Here I am...over 600 days & nights have passed since I began on this journey called "nursing school". All those days ago, I couldn't have known what awaited me. Positive things like new friendships, self-confidence, life-changing instructors, a true coming into my own all found me along the way, but so did negative things like battling self-doubt, pushing past those who said I couldn't do it or wouldn't be good at it anyway, tears, harsh words, frustrations, worrying & stress.
In a little over 2 weeks I'll physically walk alone across the graduation stage, but I certainly didn't get to this point alone.

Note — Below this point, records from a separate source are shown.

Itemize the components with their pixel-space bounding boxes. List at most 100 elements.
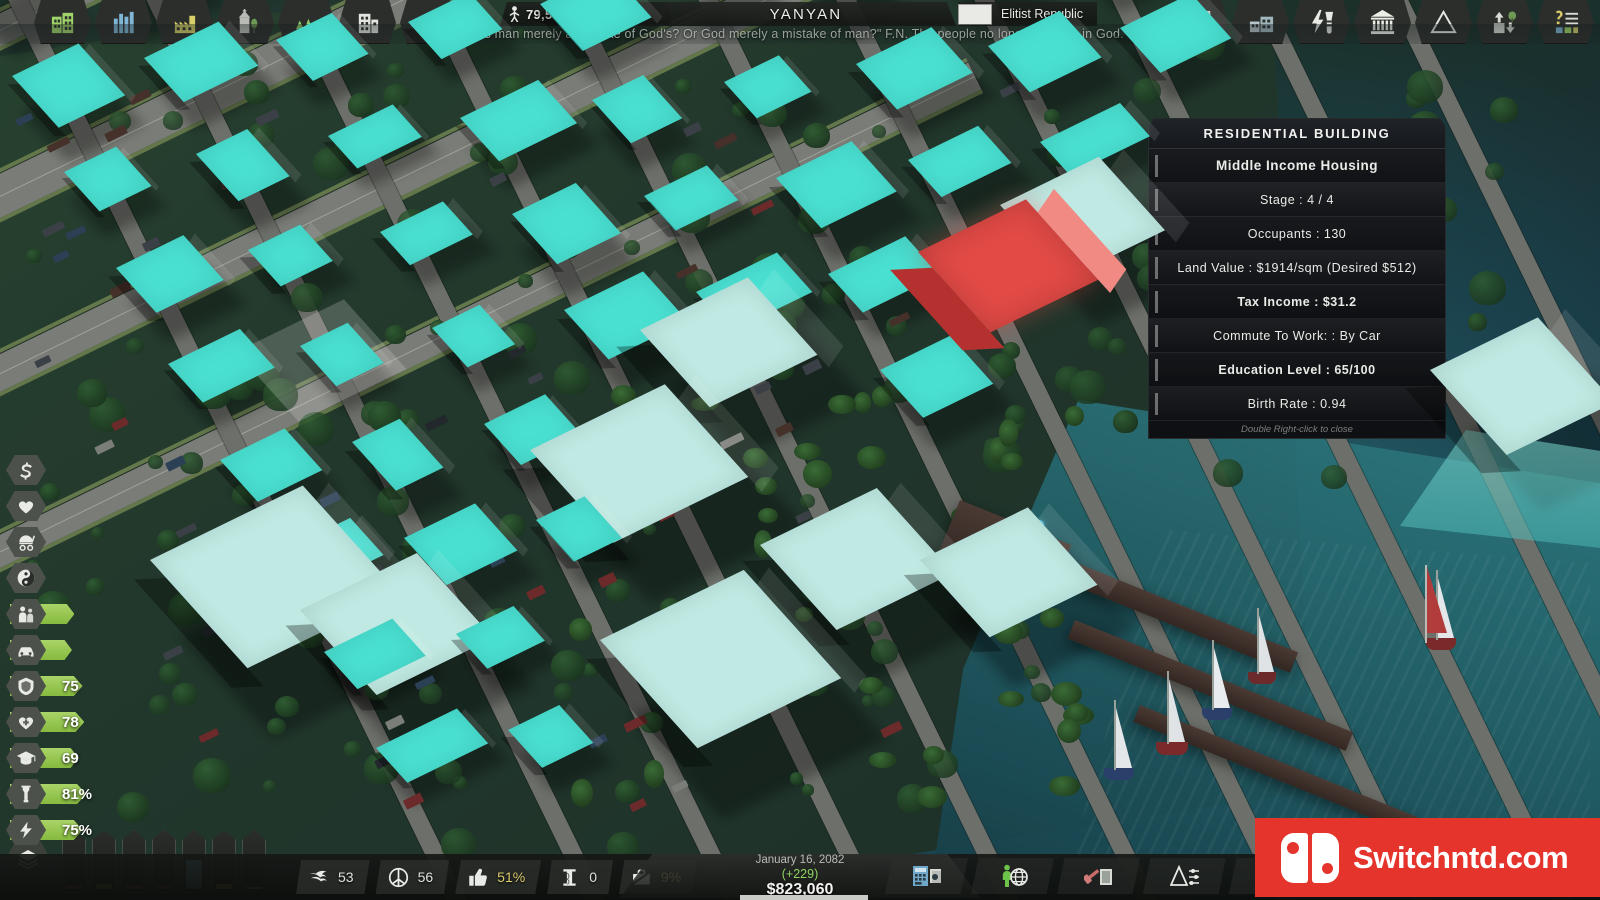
water-indicator-icon-wrap [6,779,46,809]
tree [554,361,590,394]
triangle-sliders-icon [1170,863,1200,889]
palm-tree [854,392,871,414]
palm-tree [999,419,1018,447]
info-panel-close-hint: Double Right-click to close [1149,421,1445,438]
info-row-commute: Commute To Work: : By Car [1149,319,1445,353]
sailboat [1242,598,1280,684]
water-indicator[interactable]: 81% [2,776,122,812]
info-row-tax-income: Tax Income : $31.2 [1149,285,1445,319]
tree [551,650,585,681]
religion-indicator-icon-wrap [6,563,46,593]
finance-indicator[interactable] [2,452,122,488]
tree [1490,97,1518,123]
tree [148,455,163,469]
approval-stat[interactable]: 51% [455,860,541,894]
tree [1468,313,1487,331]
calculator-icon [912,863,942,889]
education-indicator-value: 69 [62,750,79,767]
tree [385,325,406,344]
info-panel-subtitle: Middle Income Housing [1216,158,1378,173]
city-indicators-rail[interactable]: 75 78 69 81% 75% [2,452,122,848]
people-icon [16,604,36,624]
wing-icon [308,867,329,888]
population-panel-button[interactable] [971,858,1054,894]
tree [803,123,830,148]
info-row-stage-text: Stage : 4 / 4 [1260,193,1334,207]
info-panel-subtitle-row: Middle Income Housing [1149,149,1445,183]
palm-tree [828,395,856,415]
happiness-indicator[interactable] [2,488,122,524]
tree [802,784,815,796]
person-icon [509,6,520,22]
pillar-icon [559,867,580,888]
freedom-stat[interactable]: 53 [296,860,370,894]
stroller-icon [16,532,36,552]
budget-button[interactable] [885,858,968,894]
peace-stat[interactable]: 56 [376,860,450,894]
tree [1133,78,1160,103]
religion-indicator[interactable] [2,560,122,596]
peace-icon [388,867,409,888]
nation-flag [958,4,992,25]
sailboat [1150,660,1192,755]
info-row-tax-income-text: Tax Income : $31.2 [1237,295,1356,309]
info-row-commute-text: Commute To Work: : By Car [1213,329,1381,343]
sailboat-sail [1259,615,1274,672]
gavel-icon [1084,863,1114,889]
peace-stat-value: 56 [418,869,434,885]
tree [126,338,144,354]
health-indicator[interactable]: 78 [2,704,122,740]
police-indicator-value: 75 [62,678,79,695]
tree [1070,370,1106,403]
palm-tree [803,460,832,487]
tree [871,639,898,664]
info-row-land-value: Land Value : $1914/sqm (Desired $512) [1149,251,1445,285]
palm-tree [1049,776,1080,796]
tree [800,494,815,508]
palm-tree [569,618,592,641]
current-date: January 16, 2082 [756,854,845,866]
birth-indicator[interactable] [2,524,122,560]
sailboat-sail [1116,708,1132,768]
tree [1321,465,1347,489]
palm-tree [917,786,947,808]
info-row-education-text: Education Level : 65/100 [1218,363,1375,377]
tree [867,621,884,636]
lightning-icon [16,820,36,840]
justice-stat[interactable]: 0 [547,860,613,894]
traffic-indicator-icon-wrap [6,635,46,665]
game-speed-slider[interactable] [740,895,868,900]
tree [872,125,886,138]
sailboat-hull [1202,708,1232,720]
tree [1213,459,1243,487]
tree [1108,338,1126,355]
palm-tree [1001,453,1022,471]
water-indicator-value: 81% [62,786,92,803]
education-indicator[interactable]: 69 [2,740,122,776]
laws-button[interactable] [1057,858,1140,894]
water-tower-icon [16,784,36,804]
sailboat [1098,690,1138,780]
info-row-land-value-text: Land Value : $1914/sqm (Desired $512) [1177,261,1416,275]
tree [163,111,184,130]
bottom-panel-buttons[interactable] [885,854,1315,898]
terrain-settings-button[interactable] [1143,858,1226,894]
police-indicator[interactable]: 75 [2,668,122,704]
city-name-display: YANYAN [656,2,956,26]
palm-tree [644,760,663,788]
tree [244,80,270,104]
freedom-stat-value: 53 [338,869,354,885]
health-indicator-value: 78 [62,714,79,731]
tree [790,772,804,785]
building-info-panel[interactable]: RESIDENTIAL BUILDING Middle Income Housi… [1148,118,1446,439]
population-indicator[interactable] [2,596,122,632]
tree [348,93,374,117]
red-sail [1427,567,1447,633]
traffic-indicator[interactable] [2,632,122,668]
tree [275,696,299,718]
city-name: YANYAN [770,6,843,23]
health-indicator-icon-wrap [6,707,46,737]
palm-tree [1040,608,1064,628]
palm-tree [758,508,778,523]
sailboat-sail [1169,679,1185,742]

I wouldn't have gotten to this point at all if it wasn't for the 1st person who believed I should go into nursing, Toby's Aunt Sue. Several years back I remember her saying, "Have you ever thought about going to nursing school? You'd make a wonderful nurse." I distinctly remember saying, "Me? Are you crazy? I HATE needles. I nearly pass out every time they draw my blood!" She just laughed & said, "Oh, you get over that." And with that, the seed was planted. Years later I came home a terrified gal from nursing school orientation convinced I could never do this & Toby took one look at me & said, "I know you can do it. Why don't you talk to Aunt Sue?" So I sat down & emailed her all about my doubts & fears & the next thing I knew the phone was ringing & her voice was telling me "You CAN do this!! Take a deep breath & do it one day at a time. I KNOW you can." I will forever be grateful for Aunt Sue's ability to see into my soul & know what my calling was before I did.
I couldn't have gone to school & managed to still be a mom & wife without the help of my Mom, Dad & Grandma & numerous other family members. They helped us with transportation & care for Livi. They never stopped saying "I'm proud of you!" & "You got this!". They prayed for me & listened when I was frustrated & doubting myself. They constantly reminded me I was not alone in this.
Before nursing school began, Toby told me he thought I'd make good friends while going to nursing school. "Some probably will become lifelong ones," I remember him saying. I also remember telling him, "I'm not there to make friends. I'm there to learn." And then the 1st day of school came & I met Stephanie. I had no way of knowing then that she would become the sister I've never had. Or that her family & my family would become like family to each other. Or that she & I would cry on each other's shoulders, gripe to one another, vent frustrations, encourage one another, celebrate our successes together & become the best of friends. I couldn't have done this without her. She is a beautiful woman with a beautiful heart & the kind of person I always want in my corner! I'm so proud of her!
So many people have played a part in making this dream a reality for me, but I wouldn't be here today if it weren't for the sacrifices that Toby has made so that I could take this journey. In the dark of the night, when self-doubt, fear & anxiety can eat you alive, he never stopped encouraging me & telling me he believed in me. He's seen me at my worst & helped me work to be my best. He remains my rock & my safe place to fall. WE DID IT BABY!!!
But perhaps the most important person I'll be carrying with me across that stage on May 5th is a my precious LiviGirl. The one person who couldn't escape my bad moods, crazy schedule & relentless need to study, but has nonetheless continued to encourage & push me along this path. Livi never failed to know what I needed to hear the second I needed to hear it. When I thought I couldn't take anymore, I would take one look at her & know, for her, I'd continue. I might have given up on me, but I wouldn't give up & make all her sacrifices have been for nothing.
I am so fortunate that I've had the greatest warriors a girl can have on my side. These special people helped me battle my self-doubt & fears & get to where I am today. I am definitely not the person I was nearly 2 years ago. But I'm proud of the place I've been led to & so excited for what the future holds for me & all those I love.
Crossing that stage will be just the beginning of a whole new journey for all of us, but one thing is for certain: I will begin this new journey knowing that I have the greatest people in the world on my side.
Love & thanks to each & every one of you!!!